11- NAÏVETÉS

C’était un mardi comme tant d’autres, et le vent de Dieu soufflait sur la création.

Il n’y avait pas un nuage, au dessus de la Tour Eiffel, on se serait cru dans une peinture naïve des débuts du XXème siècle, quand on croyait encore les cataclysmes impossibles.

On croit toujours, on veut toujours croire les cataclysmes impossibles, même quand ils ont eu lieu.

On croit, on veut croire, que c’était tellement énorme, que ça n’arrivera plus jamais. Classique.

On se réfugie dans le trou d’obus, par esprit à la fois mathématique et magique, par superstition, par raison : ça ne peut pas tomber une deuxième fois au même endroit.

Peut-être même qu’on arrive avec le temps à se persuader de l’inexistence des obus.

C’est l’être humain qui veut ça, une source incroyable d’espoir fou, jusqu’à l’inconsciente légèreté et soudain…

Ω

Elle s’était fait cette réflexion dans le métro alors qu’elle partait en reportage : “cet hiver, il me faut une cheminée”.

Comme ça, d’un coup, elle avait réalisé la différence entre “avant” et “aujourd’hui”. Le point pivot n’avait pas été la perte de Fantin, finalement. Elle venait d’ailleurs de le revoir la veille, avec obligation de le disculper. Ce n’était pas à cause de lui, non, et Dieu savait s’il n’était pas prêt à revenir un jour (Fantin) … il était capable de tout, enfant capricieux, désormais qu’elle lui affichait une tendresse presque sororale.

Donc ce n’était pas lui, le feu, l’étincelle, qui parfois manquait comme un paradis perdu, ça ne pouvait pas être lui, ni eux.

Le métro aérien filait gentiment vers le Champs de Mars, le ciel était toujours estival, l’hiver n’était pas prêt de se pointer, et elle avait réalisé comme ça, ou senti, un désir puissant, non plus de Fantin, mais justement de froid et de chaud, d’hibernation, de grotte, de champs givrés, de corbeaux de Bruegel, de refuge, de brume mais de crépitements : d’un feu de cheminée.

Cela pouvait bien se trouver.

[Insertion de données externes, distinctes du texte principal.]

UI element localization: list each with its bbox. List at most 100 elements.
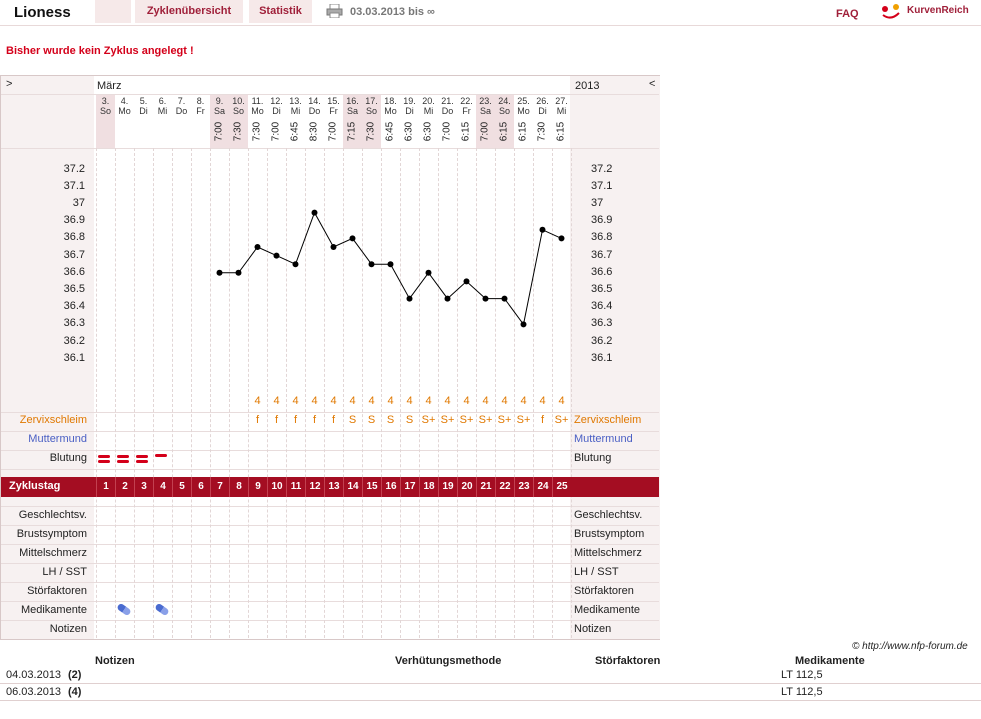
temperature-point[interactable] xyxy=(235,269,242,276)
medi-label-right: Medikamente xyxy=(574,604,641,616)
cervix-feel-value: 4 xyxy=(311,395,318,407)
cycle-day-number[interactable]: 25 xyxy=(552,477,571,497)
cervix-mucus-value: S xyxy=(405,414,414,426)
cycle-day-number[interactable]: 10 xyxy=(267,477,286,497)
temperature-point[interactable] xyxy=(349,235,356,242)
lh-label-right: LH / SST xyxy=(574,566,619,578)
blutung-label: Blutung xyxy=(49,452,87,464)
cycle-day-number[interactable]: 15 xyxy=(362,477,381,497)
cervix-mucus-value: S xyxy=(367,414,376,426)
cervix-mucus-value: S+ xyxy=(554,414,569,426)
cervix-feel-value: 4 xyxy=(425,395,432,407)
temperature-point[interactable] xyxy=(406,295,413,302)
cycle-day-number[interactable]: 9 xyxy=(248,477,267,497)
cycle-day-number[interactable]: 21 xyxy=(476,477,495,497)
temperature-point[interactable] xyxy=(463,278,470,285)
row-num: (4) xyxy=(68,686,82,698)
temperature-point[interactable] xyxy=(311,209,318,216)
cycle-day-number[interactable]: 14 xyxy=(343,477,362,497)
muttermund-label-right: Muttermund xyxy=(574,433,633,445)
temperature-point[interactable] xyxy=(425,269,432,276)
bleeding-mark xyxy=(117,455,129,458)
cervix-feel-value: 4 xyxy=(273,395,280,407)
printer-icon[interactable] xyxy=(326,3,343,19)
col-verhuetung: Verhütungsmethode xyxy=(395,655,502,667)
medi-label: Medikamente xyxy=(20,604,87,616)
bleeding-mark xyxy=(98,460,110,463)
brand-name[interactable]: KurvenReich xyxy=(907,5,969,16)
tab-blank[interactable] xyxy=(95,0,131,23)
copyright: © http://www.nfp-forum.de xyxy=(852,641,968,652)
row-date: 06.03.2013 xyxy=(6,686,62,698)
temperature-point[interactable] xyxy=(539,226,546,233)
cycle-chart: > März 2013 < 3. So 4. Mo 5. Di 6. Mi 7. Do 8. Fr 9.… xyxy=(0,75,660,640)
no-cycle-warning: Bisher wurde kein Zyklus angelegt ! xyxy=(6,45,194,57)
cycle-day-number[interactable]: 18 xyxy=(419,477,438,497)
cervix-feel-value: 4 xyxy=(349,395,356,407)
temperature-point[interactable] xyxy=(292,261,299,268)
bleeding-mark xyxy=(136,455,148,458)
blutung-label-right: Blutung xyxy=(574,452,612,464)
app-title: Lioness xyxy=(14,4,71,21)
cycle-day-number[interactable]: 6 xyxy=(191,477,210,497)
temperature-point[interactable] xyxy=(216,269,223,276)
cycle-day-number[interactable]: 11 xyxy=(286,477,305,497)
cycle-day-number[interactable]: 8 xyxy=(229,477,248,497)
cervix-mucus-value: S xyxy=(348,414,357,426)
temperature-plot xyxy=(216,209,565,328)
temperature-point[interactable] xyxy=(254,244,261,250)
cervix-feel-value: 4 xyxy=(368,395,375,407)
cervix-mucus-value: f xyxy=(293,414,298,426)
temperature-point[interactable] xyxy=(387,261,394,268)
cervix-mucus-value: S+ xyxy=(440,414,455,426)
faq-link[interactable]: FAQ xyxy=(836,8,859,20)
cycle-day-number[interactable]: 2 xyxy=(115,477,134,497)
temperature-point[interactable] xyxy=(520,321,527,328)
tab-statistik[interactable]: Statistik xyxy=(249,0,312,23)
brust-label: Brustsymptom xyxy=(16,528,87,540)
cervix-mucus-value: f xyxy=(331,414,336,426)
cycle-day-number[interactable]: 20 xyxy=(457,477,476,497)
temperature-point[interactable] xyxy=(330,244,337,250)
geschlecht-label: Geschlechtsv. xyxy=(18,509,87,521)
cervix-mucus-value: f xyxy=(312,414,317,426)
temperature-point[interactable] xyxy=(368,261,375,268)
cycle-day-number[interactable]: 22 xyxy=(495,477,514,497)
geschlecht-label-right: Geschlechtsv. xyxy=(574,509,643,521)
cervix-mucus-value: S+ xyxy=(478,414,493,426)
cycle-day-number[interactable]: 12 xyxy=(305,477,324,497)
cycle-day-number[interactable]: 1 xyxy=(96,477,115,497)
cycle-day-number[interactable]: 23 xyxy=(514,477,533,497)
cycle-day-number[interactable]: 13 xyxy=(324,477,343,497)
cycle-day-number[interactable]: 24 xyxy=(533,477,552,497)
cervix-feel-value: 4 xyxy=(444,395,451,407)
cycle-day-number[interactable]: 16 xyxy=(381,477,400,497)
temperature-point[interactable] xyxy=(482,295,489,302)
tab-zyklenuebersicht[interactable]: Zyklenübersicht xyxy=(135,0,243,23)
temperature-point[interactable] xyxy=(273,252,280,259)
temperature-point[interactable] xyxy=(444,295,451,302)
temperature-point[interactable] xyxy=(501,295,508,302)
temperature-line xyxy=(219,211,562,326)
cycle-day-number[interactable]: 19 xyxy=(438,477,457,497)
cervix-feel-value: 4 xyxy=(482,395,489,407)
cycle-day-number[interactable]: 17 xyxy=(400,477,419,497)
cervix-feel-value: 4 xyxy=(558,395,565,407)
notizen-label: Notizen xyxy=(49,623,87,635)
row-med: LT 112,5 xyxy=(781,669,823,681)
cycle-day-number[interactable]: 7 xyxy=(210,477,229,497)
bleeding-mark xyxy=(117,460,129,463)
row-med: LT 112,5 xyxy=(781,686,823,698)
cervix-mucus-value: f xyxy=(255,414,260,426)
cervix-feel-value: 4 xyxy=(330,395,337,407)
cervix-mucus-value: S+ xyxy=(459,414,474,426)
cycle-day-number[interactable]: 5 xyxy=(172,477,191,497)
cycle-day-number[interactable]: 3 xyxy=(134,477,153,497)
zervix-label: Zervixschleim xyxy=(19,414,87,426)
cervix-feel-value: 4 xyxy=(292,395,299,407)
cervix-feel-value: 4 xyxy=(463,395,470,407)
cycle-day-number[interactable]: 4 xyxy=(153,477,172,497)
notizen-label-right: Notizen xyxy=(574,623,612,635)
temperature-point[interactable] xyxy=(558,235,565,242)
row-num: (2) xyxy=(68,669,82,681)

La solution d’une envie simple.

“Cherche homme avec Cheminée”. Fantin lui avait fermement déconseillé de chercher quoi, qui que ce soit, avec une moue bien à lui qui trahissait possessivement sa peur qu’elle ne trouve.

Mais elle était libre.

“Cherche soleil d’hiver, cherche Cheminée”.

Ça irait bien comme ça.

A l’époque elle avait un téléphone portable dont elle ne se servait même pas, et ce n’est que de retour chez elle que la bombe médiatique, le streaming latest breaking news avait explosé. Tout effacé.

Des fourmis enflammées, deux termitières en ruine. Tragique, elle en pleurerait des années après.

Fini les jeux de miroirs, de l’art avec le réel, de Fantin.

Tout ça ne servait à rien peut-être—des évasions.

Sous cet augure mauvais, mais peut-être bon aussi, comme une piqûre de rappel, s’ouvrait alors le siècle, le millénaire.

La vieille nécessité de s’entendre, dans l’avènement d’un monde global où les uns croyaient vert, les autres bleu, où l’on voyait le bien et le mal à travers des kaléidoscopes psychédéliques.

Et puis Babel avait prit un coup, mais ne s’était pas effondrée. Tant bien que mal, par la conscience du danger incessamment renouvelée et par les actes de sursauts qui en avait découlé, en découleraient dans les décennies futures—l’humain avait une belle tendance à ne pas vouloir totalement s’autodétruire, en spécialiste des rebonds in extremis. Il fallait croire.

Collectivement et à la fois

Individuellement, pas égoïstement.

Et puis l’amitié avec Fantin avait été plus forte que les mirages de brumes passionnels, et puis la sagesse était revenue et : elle avait fini par trouver une cheminée où brûlent des feux de joies.